Exponential polynomials, Stirling and Bernoulli numbers The polynomials are defined as:
$P_0(x)=1, \ P_{n+1}(x)=x(P_n'(x)+P_n(x))$.
The coeficents of this polynomials are the Stirling numbers of the second kind, thus:
\begin{equation}
P_n(x)=\sum_{k=0}^n\begin{Bmatrix} n\\  k \end{Bmatrix}x^k.
\end{equation}
These polynomials have an interesting property, and it's that I want to prove:
\begin{equation}
\int_{-\infty}^{0}P_n(x)P_m(x)\frac{e^{2x}}{x}dx=(-1)^{n-1}\cfrac{2^{n+m}-1}{n+m}B_{n+m}.
\end{equation}
Something that I've been using and maybe it's useful is the that $P_n(x)e^x=\sum_{k=0}^{\infty}\frac{k^nx^k}{k!}$, so with this we can do the Cauchy product and maybe getting something but, but I haven't gotten anything. For other side, we can change the problem to prove:
\begin{equation}
\sum_{k=0}^{n}\sum_{j=0}^{m}(-1)^{k+j}\begin{Bmatrix} n\\  k \end{Bmatrix}\begin{Bmatrix} m\\  j \end{Bmatrix}\cfrac{(k+j-1)!}{2^{k+j}}=(-1)^{n-1}\cfrac{2^{n+m}-1}{n+m}B_{n+m}.
\end{equation}
 A: Using the exponential generating function for these polynomials:
$$\sum_{n=0}^{\infty}P_n(x)\frac{t^n}{n!}=\exp\big(x(e^t-1)\big),$$
we obtain (for $|y|$, $|z|$ small enough)

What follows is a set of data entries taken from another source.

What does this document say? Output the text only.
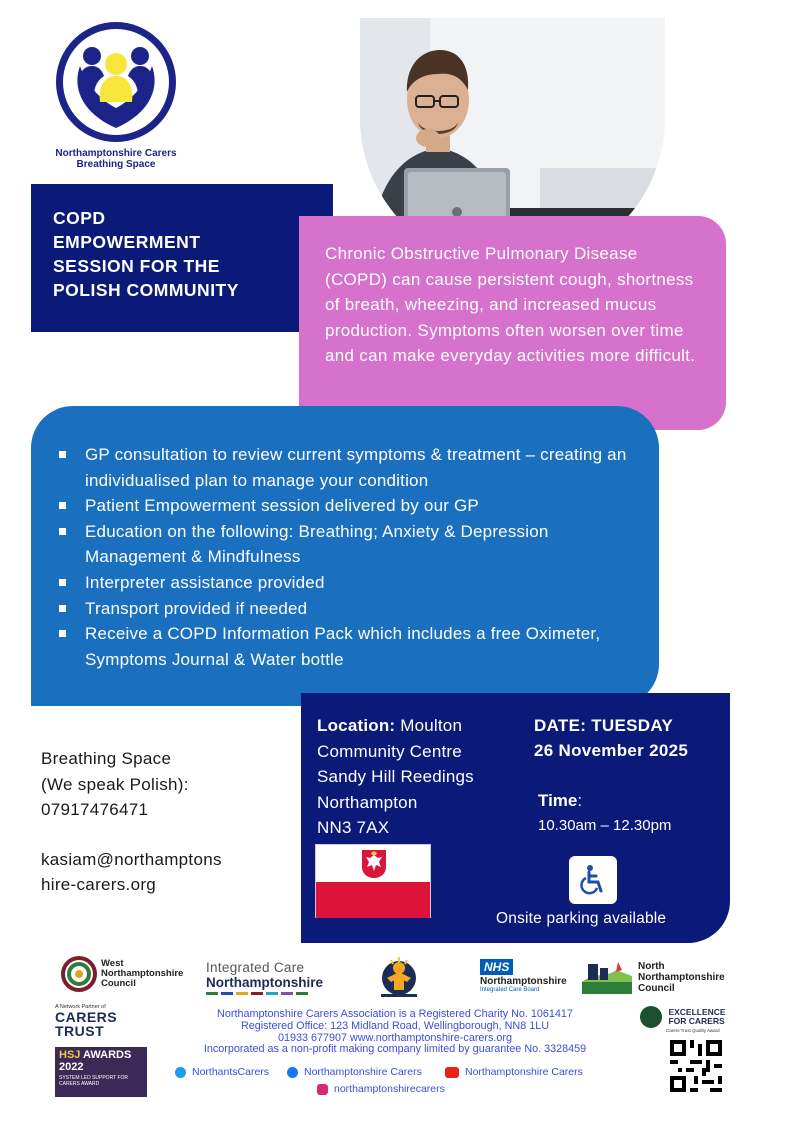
Northamptonshire Carers
Breathing Space
COPD
EMPOWERMENT
SESSION FOR THE
POLISH COMMUNITY
Chronic Obstructive Pulmonary Disease (COPD) can cause persistent cough, shortness of breath, wheezing, and increased mucus production. Symptoms often worsen over time and can make everyday activities more difficult.
GP consultation to review current symptoms & treatment – creating an individualised plan to manage your condition
Patient Empowerment session delivered by our GP
Education on the following: Breathing; Anxiety & Depression Management & Mindfulness
Interpreter assistance provided
Transport provided if needed
Receive a COPD Information Pack which includes a free Oximeter, Symptoms Journal & Water bottle

Breathing Space
(We speak Polish):
07917476471

kasiam@northamptons
hire-carers.org

Location: Moulton
Community Centre
Sandy Hill Reedings
Northampton
NN3 7AX
DATE: TUESDAY
26 November 2025
Time:
10.30am – 12.30pm
Onsite parking available
West
Northamptonshire
Council
Integrated Care
Northamptonshire
NHS
Northamptonshire
Integrated Care Board
North
Northamptonshire
Council
A Network Partner of
CARERS
TRUST
HSJ AWARDS 2022
SYSTEM LED SUPPORT FOR CARERS AWARD
Northamptonshire Carers Association is a Registered Charity No. 1061417
Registered Office: 123 Midland Road, Wellingborough, NN8 1LU
01933 677907 www.northamptonshire-carers.org
Incorporated as a non-profit making company limited by guarantee No. 3328459
NorthantsCarers	Northamptonshire Carers	Northamptonshire Carers
northamptonshirecarers
EXCELLENCE
FOR CARERS
Carers Trust Quality Award
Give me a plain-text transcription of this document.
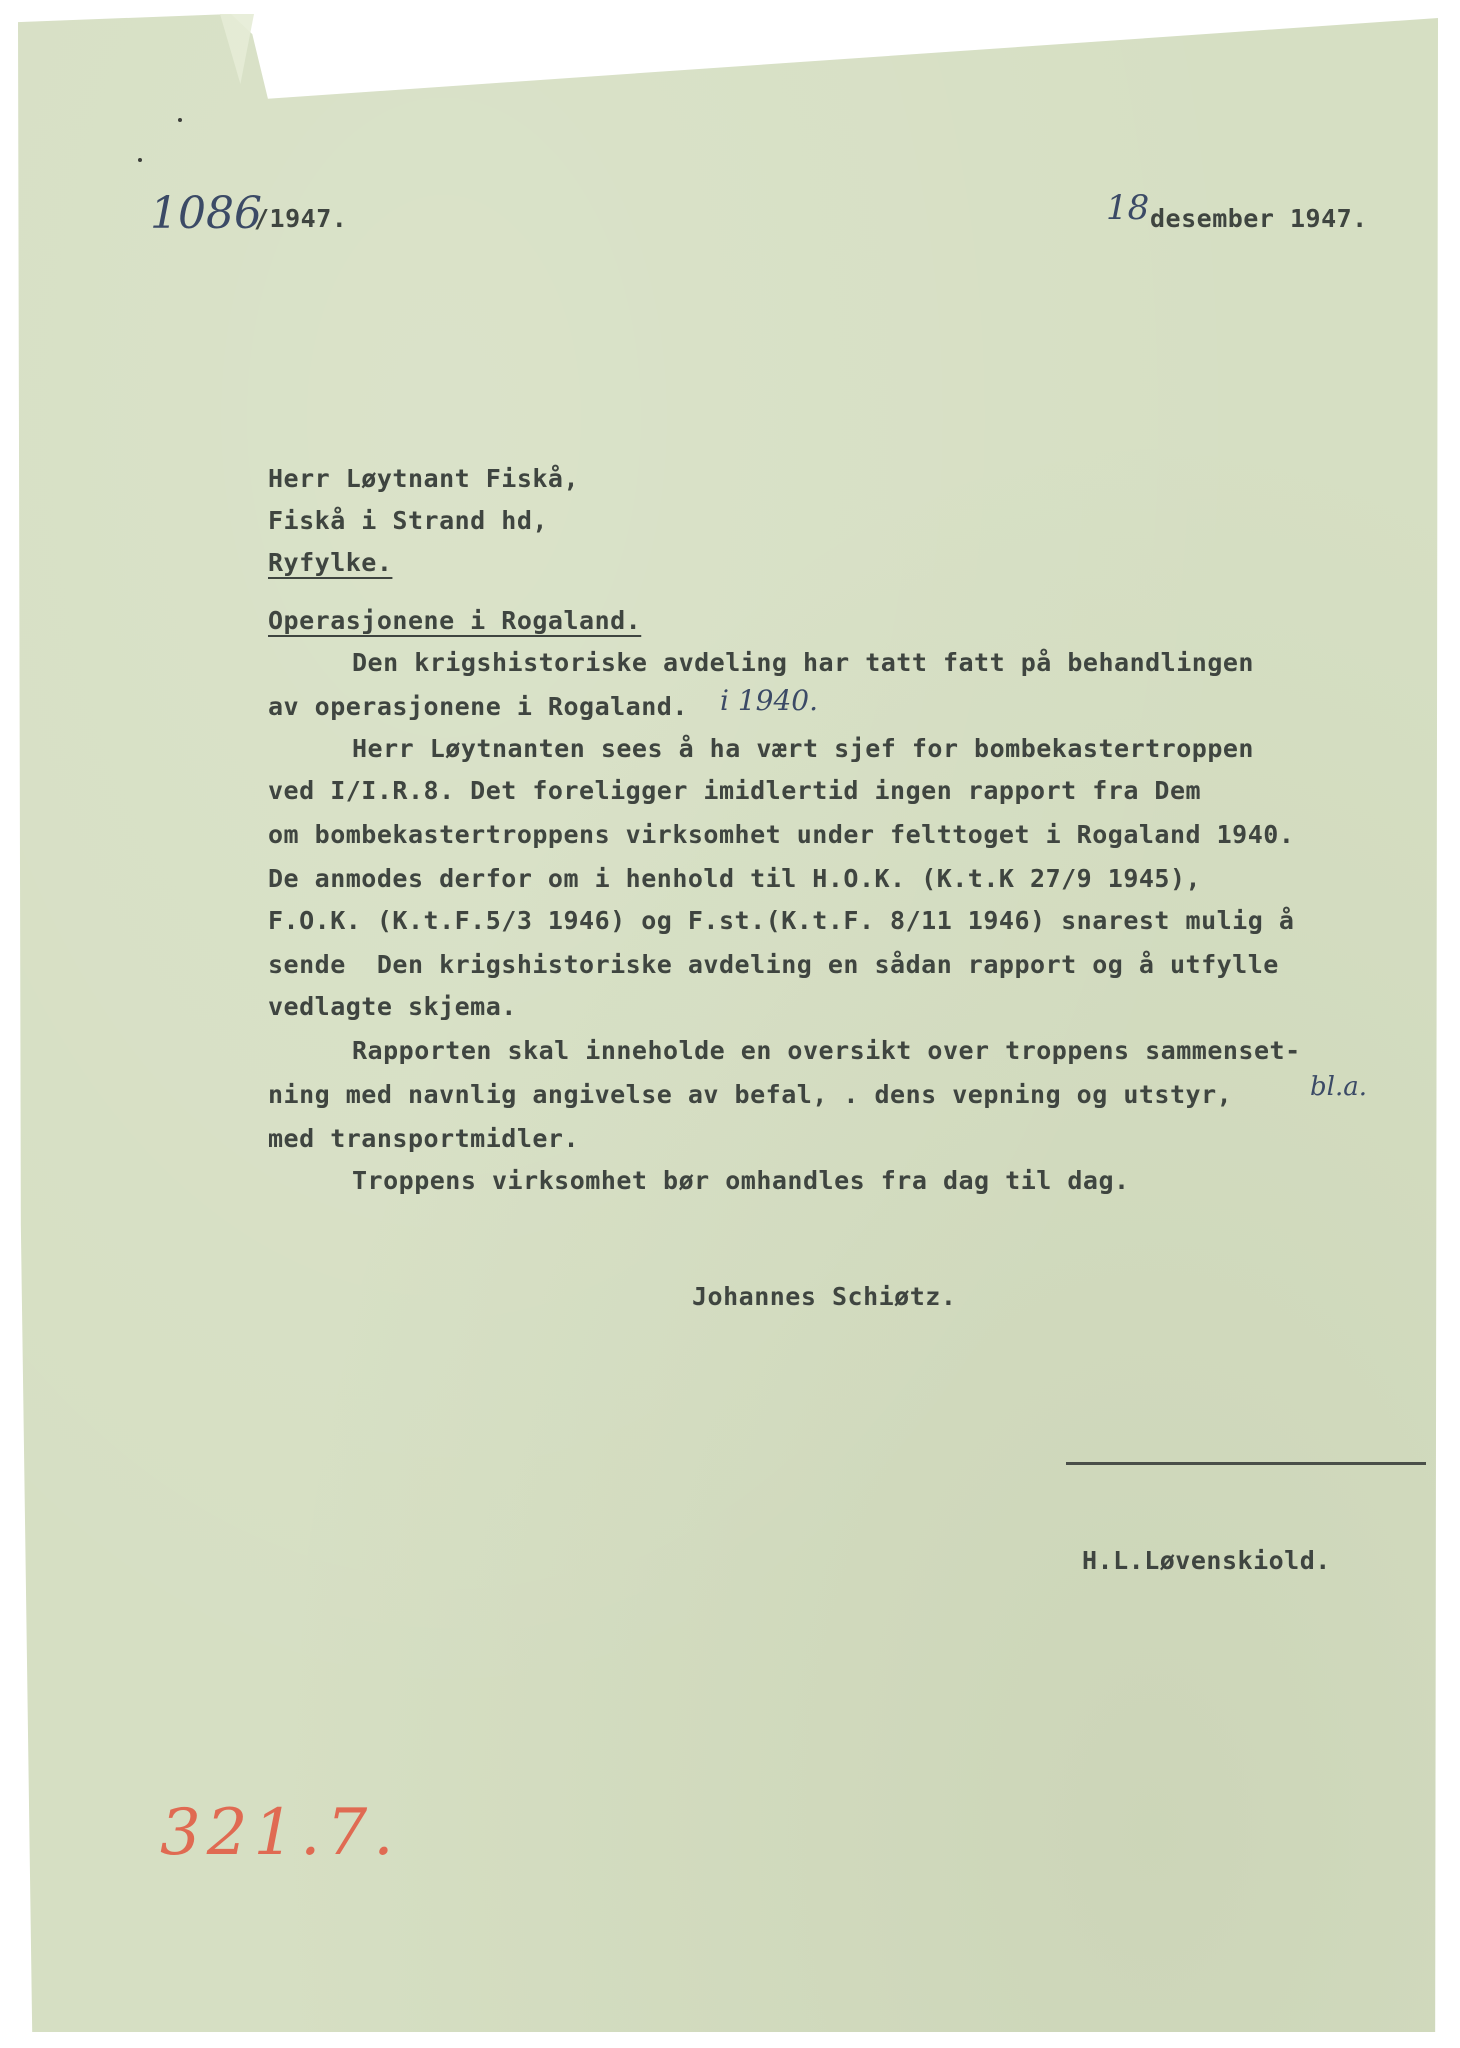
1086
/1947.	18 desember 1947.
Herr Løytnant Fiskå,
Fiskå i Strand hd,
Ryfylke.
Operasjonene i Rogaland.
Den krigshistoriske avdeling har tatt fatt på behandlingen
av operasjonene i Rogaland. i 1940.
Herr Løytnanten sees å ha vært sjef for bombekastertroppen
ved I/I.R.8. Det foreligger imidlertid ingen rapport fra Dem
om bombekastertroppens virksomhet under felttoget i Rogaland 1940.
De anmodes derfor om i henhold til H.O.K. (K.t.K 27/9 1945),
F.O.K. (K.t.F.5/3 1946) og F.st.(K.t.F. 8/11 1946) snarest mulig å
sende  Den krigshistoriske avdeling en sådan rapport og å utfylle
vedlagte skjema.
Rapporten skal inneholde en oversikt over troppens sammenset-
ning med navnlig angivelse av befal, . dens vepning og utstyr,	bl.a.
med transportmidler.
Troppens virksomhet bør omhandles fra dag til dag.
Johannes Schiøtz.
H.L.Løvenskiold.
321.7.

$$\sum_{n,m=1}^{\infty}\frac{y^n}{n!}\frac{z^m}{m!}\int_{-\infty}^0 P_n(x)P_m(x)\frac{e^{2x}}{x}\,dx=\int_{-\infty}^0\frac{(e^{xe^y}-e^x)(e^{xe^z}-e^x)}{x}\,dx\\=\ln\frac{(e^y+1)(e^z+1)}{2(e^y+e^z)}=\ln\frac{\cosh(y/2)\cosh(z/2)}{\cosh\big((z-y)/2\big)}$$
(this is a Frullani-type integral). The power series for $\color{DarkBlue}{\ln\cosh}$ is known from the one of $\color{DarkBlue}{\tanh}$:
$$\ln\cosh(w/2)=\sum_{k=2}^{\infty}L_k\frac{w^k}{k!},\qquad L_k=(2^k-1)B_k/k$$
(we keep in mind that $L_k=0$ for odd $k$). Hence,
$$\ln\frac{\cosh(y/2)\cosh(z/2)}{\cosh\big((z-y)/2\big)}=-\sum_{k=2}^{\infty}\frac{L_k}{k!}\sum_{n=1}^{k-1}(-1)^n\binom{k}{n}y^n z^{k-n}\\=\sum_{k=2}^{\infty}\sum_{n=1}^{k-1}(-1)^{n-1}L_k\frac{y^n}{n!}\frac{z^{k-n}}{(k-n)!}=\sum_{n,m=1}^{\infty}(-1)^{n-1}L_{n+m}\frac{y^n}{n!}\frac{z^m}{m!}.$$
The result follows by comparison.